Miroir

La peur est ce qui caractérise le coté obscure de ma vie, je n’ai aucun vice qui vient la déranger. Et d’ailleurs, s’il y en a, ils sont résultants de cette peur.

De nature, j’avais toujours le souci du futur. Le passé, je le regrette moins, et je l’assume et peut être je l’intègre facilement.

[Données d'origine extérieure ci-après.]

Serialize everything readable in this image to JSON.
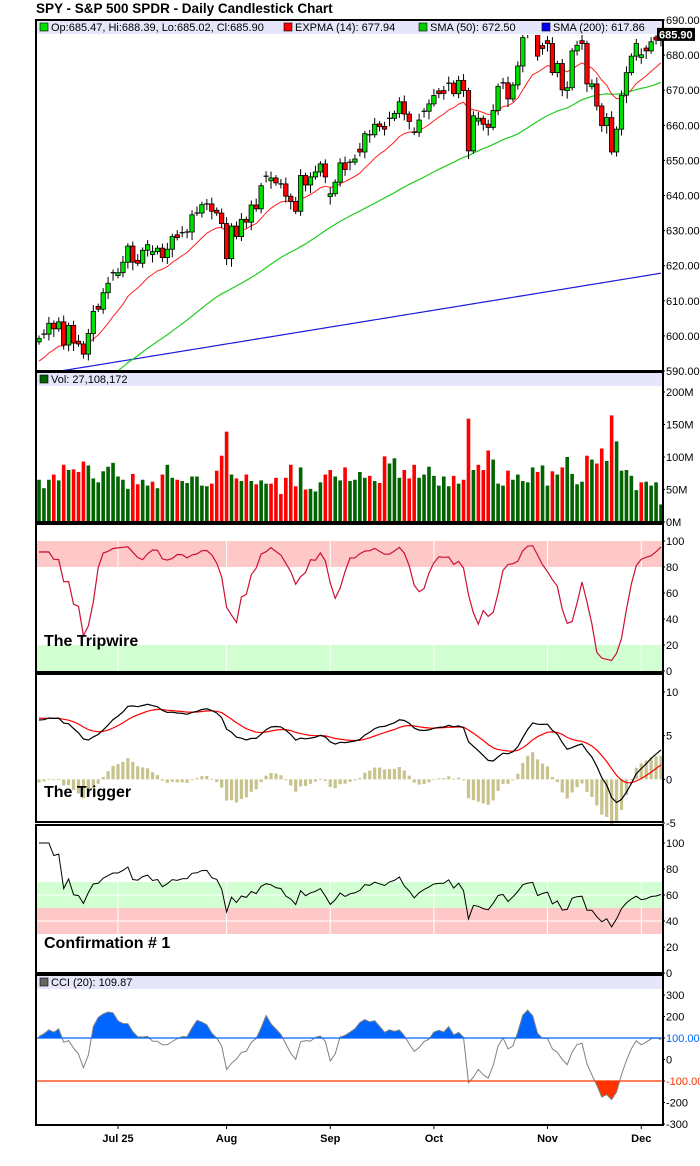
{
  "title": "SPY - S&P 500 SPDR - Daily Candlestick Chart",
  "legend": {
    "ohlc": "Op:685.47, Hi:688.39, Lo:685.02, Cl:685.90",
    "expma": "EXPMA (14): 677.94",
    "sma50": "SMA (50): 672.50",
    "sma200": "SMA (200): 617.86",
    "volume": "Vol: 27,108,172",
    "cci": "CCI (20): 109.87"
  },
  "last_price_label": "685.90",
  "panel_labels": {
    "tripwire": "The Tripwire",
    "trigger": "The Trigger",
    "confirmation": "Confirmation # 1"
  },
  "colors": {
    "up": "#00e000",
    "down": "#ff0000",
    "expma": "#ff2020",
    "sma50": "#22cc22",
    "sma200": "#1a1add",
    "vol_up": "#006400",
    "vol_down": "#ff0000",
    "legend_bg": "#e6e6fa",
    "band_red": "#ffc8c8",
    "band_green": "#d2ffd2",
    "tripwire_line": "#cc1133",
    "macd": "#000000",
    "signal": "#ff0000",
    "hist": "#c8c38c",
    "cci_pos": "#0066ff",
    "cci_neg": "#ff3300",
    "cci_line": "#808080"
  },
  "chart_data": {
    "type": "candlestick",
    "symbol": "SPY",
    "closes": [
      599.3,
      600.5,
      603.6,
      602,
      604,
      597.4,
      603,
      598,
      597.7,
      594.8,
      600.7,
      607,
      607.6,
      612.3,
      615,
      618,
      618,
      621,
      625.6,
      621,
      620.7,
      624.4,
      626,
      624,
      625,
      622.3,
      624.7,
      628.3,
      628,
      629.4,
      629.6,
      634.5,
      635,
      637.4,
      637.6,
      635.5,
      635,
      632,
      622,
      631.3,
      628.3,
      633.2,
      632.4,
      637.3,
      636.2,
      642.8,
      645.5,
      645,
      643.6,
      643.3,
      639.8,
      638.3,
      635.5,
      645.7,
      643,
      645.3,
      646.7,
      649,
      645.3,
      640.5,
      643.8,
      649.3,
      647.4,
      649.5,
      650.4,
      652.4,
      657.6,
      657.3,
      660.3,
      659.6,
      658.9,
      662,
      663.4,
      666.7,
      663.2,
      661.1,
      658,
      661.5,
      664,
      666.1,
      668.5,
      669,
      669.1,
      672,
      669,
      672.8,
      669.9,
      652.7,
      662.7,
      662,
      660.3,
      659.4,
      664.2,
      671.1,
      672.1,
      667.5,
      671.5,
      676.9,
      685,
      687.1,
      688,
      679.7,
      681.9,
      683.3,
      675,
      677.6,
      670.1,
      670.7,
      681.2,
      682.8,
      683.3,
      671.8,
      671.8,
      665.5,
      659.9,
      662.2,
      652.4,
      658.9,
      668.6,
      675,
      679.7,
      683.3,
      680.1,
      681.2,
      683.8,
      684.3,
      685.9
    ],
    "direction": "gxgrgrgrrrggrggxgggrrggggrggrxxgxgxrrrrgrgrgrgxgrxrrrgrgggrgggrxgrgxgrrxggrrxgxggrrxrgrrggrrggxrgggxxrrrrgrgggrrgrrgrggggggrgrg",
    "volumes_millions": [
      65,
      52,
      65,
      73,
      64,
      88,
      80,
      81,
      77,
      93,
      87,
      67,
      61,
      78,
      85,
      91,
      70,
      65,
      51,
      74,
      58,
      65,
      56,
      62,
      52,
      73,
      88,
      68,
      65,
      63,
      60,
      70,
      70,
      56,
      55,
      59,
      79,
      102,
      139,
      73,
      67,
      63,
      73,
      63,
      58,
      64,
      59,
      59,
      68,
      43,
      68,
      88,
      55,
      84,
      50,
      51,
      47,
      61,
      73,
      80,
      70,
      64,
      84,
      63,
      65,
      77,
      68,
      71,
      63,
      60,
      101,
      90,
      98,
      68,
      80,
      67,
      88,
      68,
      73,
      85,
      71,
      56,
      70,
      55,
      71,
      59,
      65,
      159,
      80,
      88,
      80,
      110,
      96,
      59,
      56,
      79,
      65,
      73,
      63,
      61,
      84,
      77,
      87,
      56,
      78,
      73,
      84,
      100,
      74,
      58,
      62,
      102,
      96,
      90,
      113,
      94,
      164,
      124,
      79,
      80,
      71,
      49,
      61,
      62,
      56,
      61,
      27
    ],
    "sma200_range": [
      589.0,
      617.86
    ],
    "price_ylim": [
      590,
      690
    ],
    "price_ticks": [
      "690.00",
      "680.00",
      "670.00",
      "660.00",
      "650.00",
      "640.00",
      "630.00",
      "620.00",
      "610.00",
      "600.00",
      "590.00"
    ],
    "volume_ylim": [
      0,
      200
    ],
    "volume_ticks": [
      "200M",
      "150M",
      "100M",
      "50M",
      "0M"
    ],
    "tripwire_ylim": [
      0,
      100
    ],
    "tripwire_ticks": [
      "100",
      "80",
      "60",
      "40",
      "20",
      "0"
    ],
    "trigger_ylim": [
      -5,
      10
    ],
    "trigger_ticks": [
      "10",
      "5",
      "0",
      "-5"
    ],
    "confirmation_ylim": [
      0,
      100
    ],
    "confirmation_ticks": [
      "100",
      "80",
      "60",
      "40",
      "20",
      "0"
    ],
    "cci_ylim": [
      -300,
      300
    ],
    "cci_ticks": [
      "300",
      "200",
      "100.00",
      "0",
      "-100.00",
      "-200",
      "-300"
    ],
    "date_labels": [
      {
        "label": "Jul 25",
        "index": 16
      },
      {
        "label": "Aug",
        "index": 38
      },
      {
        "label": "Sep",
        "index": 59
      },
      {
        "label": "Oct",
        "index": 80
      },
      {
        "label": "Nov",
        "index": 103
      },
      {
        "label": "Dec",
        "index": 122
      }
    ]
  }
}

Mais le futur, c’est ce qu’il me consume le plus, c’est ce qu’il me vole mon moment présent, ma vie. J’ai un souci d’amélioration et de perfectionnisme démesuré. Au point que toutes les bonnes actions que je juge devoir faire sont opprimées par cette obsession du choix du bon moment, de la bonne approche, de l’état mentale, physique et émotionnelle optimale. Et si je réussi à passer à l’action, généralement ce n’est qu’en réaction à un évènement exogène à ma motivation.

J’en ai des exemples que je dois développer, afin de toucher vraiment le fond de ce qui se passe en moi. Je prends l’exemple de l’exercice physique. De toute ma vie, et durant mes 43 ans, je n’ai jamais réussi à m’adhérer à un programme ou à une routine d’exercices physiques. Je décroche rapidement, après maximum une dizaine de fois. Pourquoi, par ce que je ne suis presque jamais dans un état physique qui m’aidera à supporter l’effort physique. Et je sais que le background de cette idée est purement un état mental. Les quelques fois ou j’ai réussi à me surpasser et à battre cet état mental, je me suis senti plein d’énergie, plein de vie, et avec un sentiment doux d’accomplissement. Mais malheureusement, la rechute est toujours au rendez-vous. Après ces quelques occasions de lumière, l’obscurité regagne le terrain avec une rationalité implacable : genre courbatures, engagements professionnels, familiales… et toute bonne raison pour reporter le programme quelques minutes pour finir à ne pas le faire.

J’ai envie de jeter la responsabilité sur l’environnement (espace-temps) : mes petits monstres, le tapis pour faire l’exercice n’est pas à sa place, j’ai le ventre plein, je dois répondre à cet appel, je dois checker WhatsApp… Oui quelque part, ce sont vraiment des raisons « raisonnable » pour finir à ne pas faire ce qu’on a à faire. Cette question d’environnement est cruciale d’après un certain James, qui dit qu’il faut prendre toutes les mesures pour adapter à l’avance son environnement à ce qu’on a envie de faire.

Mes états quand je rentre sans faire attention en mode autopilot, me font beaucoup de mal. Dernièrement j’ai vécu une grande partie de ma vie en inconscient, en somnambule. J’ai même réussi à rentrer dans un état de dépression. Pourquoi ? parce que je me suis laissé tomber en chute libre dans l’abime infinie que la peur a créée en moi. La solution je la connais dans mon cas, c’est l’écriture, c’est cracher sur la feuille devant moi, c’est injecter mes abimes internes infinie sur un format A4 à la taille de ma main. Mais… J’oublie toujours, ce réflexe ne m’y pas naturel.

C’est pour ça j’ai choisi d’écrire un blog, pour m’engager envers un lecteur virtuel qui fera mon miroir, et qui sait que je lui sers comme miroir. Et pour ne pas tomber encore une fois dans l’abime infinie du virtuel, j’ai besoin à chaque fois d’imprimer mes articles sur ce blog pour les matérialiser et les contenir dans le monde physique limité.